Sheng Ding of The Scripps Research Institute in La Jolla, California, is already creating pluripotent cells using just two of Yamanaka's genes and one small-molecule drug (Cell Stem Cell, DOI: 10.1016/j.stem.2008.05.011). And for at least one type of cell, it seems possible to go much of the way towards pluripotency without using genes or viruses.

Sally Temple of the New York Neural Stem Cell Institute in Rensselaer says that her team has turned cells from the eye into something resembling human embryonic stem cells, just by altering the conditions in which they were grown in the lab. "It is, in a way, environmental reprogramming," she says.

Temple took cells from the retinal pigment epithelium (RPE), a layer of cells behind the retina (see Diagram). In amphibians, these cells can regenerate all the cell types in a damaged retina, so Temple wondered whether the human versions might have hidden regenerative powers. When she made them grow in small floating spheres under the conditions normally used to grow embryonic stem cells, they began making "marker" proteins typical of pluripotent cells.

Although Temple cautions that her team has not yet determined exactly what the altered cells are capable of, they do seem to be able to differentiate into a wide range of cells. "Whatever the answers, these are going to be very interesting cells," says Ron McKay, a stem cell biologist at the National Institute of Neurological Disorders and Stroke in Bethesda, Maryland.

Previous claims to have cultured similarly versatile stem cells have proved hard to repeat. But Temple has created the cultures many times, using cells taken from different human cadavers, and switched them back and forth between the two states, just by altering the culture conditions. They can also be taken from living people, raising the possibility that cells might be removed, reprogrammed and then transplanted back into the people they came from, avoiding immune rejection.

The RPE cells aren't identical to embryonic stem cells. A key indicator of pluripotent cells is that they form tumours called teratomas, consisting of a mishmash of different types of cell, when injected into immune-deficient mice. The RPE cells failed to do this.
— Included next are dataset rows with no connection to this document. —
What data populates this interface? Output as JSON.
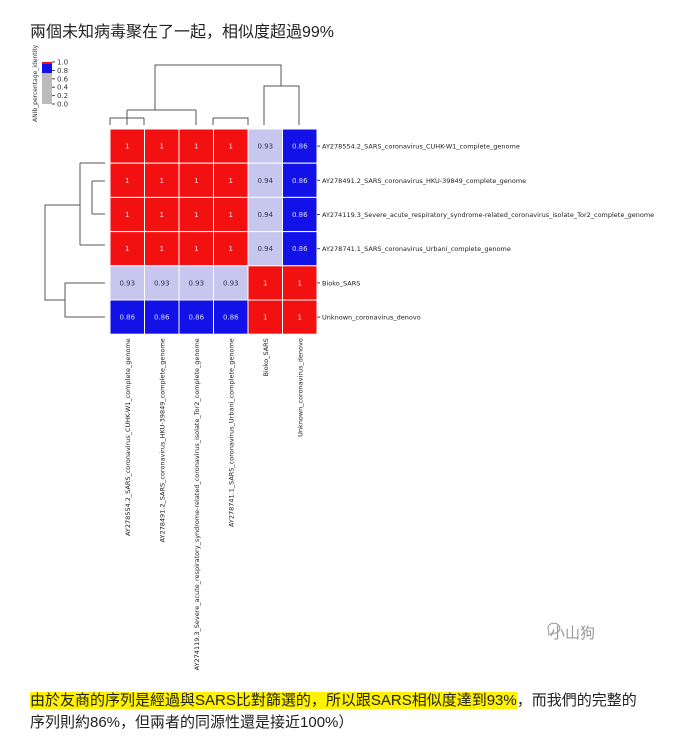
{
  "heading": "兩個未知病毒聚在了一起，相似度超過99%",
  "chart_data": {
    "type": "heatmap",
    "categories": [
      "AY278554.2_SARS_coronavirus_CUHK-W1_complete_genome",
      "AY278491.2_SARS_coronavirus_HKU-39849_complete_genome",
      "AY274119.3_Severe_acute_respiratory_syndrome-related_coronavirus_isolate_Tor2_complete_genome",
      "AY278741.1_SARS_coronavirus_Urbani_complete_genome",
      "Bioko_SARS",
      "Unknown_coronavirus_denovo"
    ],
    "values": [
      [
        1,
        1,
        1,
        1,
        0.93,
        0.86
      ],
      [
        1,
        1,
        1,
        1,
        0.94,
        0.86
      ],
      [
        1,
        1,
        1,
        1,
        0.94,
        0.86
      ],
      [
        1,
        1,
        1,
        1,
        0.94,
        0.86
      ],
      [
        0.93,
        0.93,
        0.93,
        0.93,
        1,
        1
      ],
      [
        0.86,
        0.86,
        0.86,
        0.86,
        1,
        1
      ]
    ],
    "colors": [
      "#1212e8",
      "#c6c6ee",
      "#f21010"
    ],
    "colorbar": {
      "label": "ANIb_percentage_identity",
      "lim": [
        0,
        1
      ],
      "ticks": [
        {
          "value": 1,
          "label": "1.0"
        },
        {
          "value": 0.8,
          "label": "0.8"
        },
        {
          "value": 0.6,
          "label": "0.6"
        },
        {
          "value": 0.4,
          "label": "0.4"
        },
        {
          "value": 0.2,
          "label": "0.2"
        },
        {
          "value": 0,
          "label": "0.0"
        }
      ]
    }
  },
  "watermark": "小山狗",
  "caption": {
    "highlight": "由於友商的序列是經過與SARS比對篩選的，所以跟SARS相似度達到93%",
    "rest": "，而我們的完整的序列則約86%，但兩者的同源性還是接近100%）"
  }
}
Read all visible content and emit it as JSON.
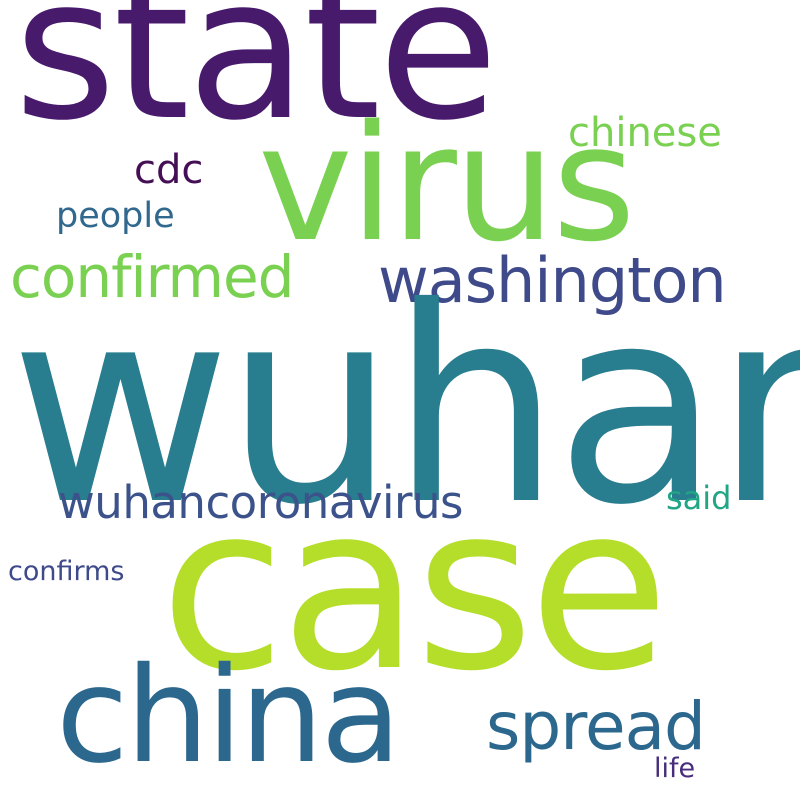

But there might be a way to reprogram Temple's cells to a fully pluripotent state, allowing Yamanaka's trick to be done without genes or viruses.

Expect Shinya-mania to continue, says Daley, who predicts an explosion of cellular reprogramming. "You're seeing the front edge of a wave of experiments," he says.

From issue 2661 of New Scientist magazine, 18 June 2008, page 8-9

Crackdown on 'miracle cures'

Despite exciting lab results, the only stem-cell treatments that are ready for patients are those using bone-marrow stem cells to reconstitute the blood. But that hasn't stopped clinics advertising a range of other, speculative "therapies". Now the crackdown against such practices has begun.

Worried by a rise in "stem cell tourism", driven by websites advertising unproven therapies, the International Society for Stem Cell Research (ISSCR) is drafting guidelines to help people identify treatments that are the modern equivalent of snake oil.

The need for such guidelines is undeniable. Timothy Caulfield of the University of Alberta's Health Law Institute in Edmonton, Canada, and colleagues surveyed 32 websites, based all over the world, offering stem-cell-based treatments. Only one identified its treatment as experimental, while 26 presented theirs as being routine.

Many sites claimed to be able to treat several diseases and also offered cosmetic procedures. While the scientific basis for their claims is shaky at best, the average cost of a treatment was just over $8000. Excluding cosmetic treatments, the figure was almost $24,000.

But the biggest concern is that patients might be harmed. "These kinds of clinics do pose a real risk to public safety," warns Caulfield.

The ISSCR guidelines will include standards for producing stem cells and the evidence from lab and animal studies that should be required before moving to trials in people. They will also criticise clinics offering unproven treatments. "We're working on a very strong statement," says Insoo Hyun, a bioethicist at Case Western Reserve University in Cleveland, Ohio, and co-chair of the team drafting the guidelines.

The task force is also working on a list of frequently asked questions, and aims to work with patient groups to explain what the guidelines mean.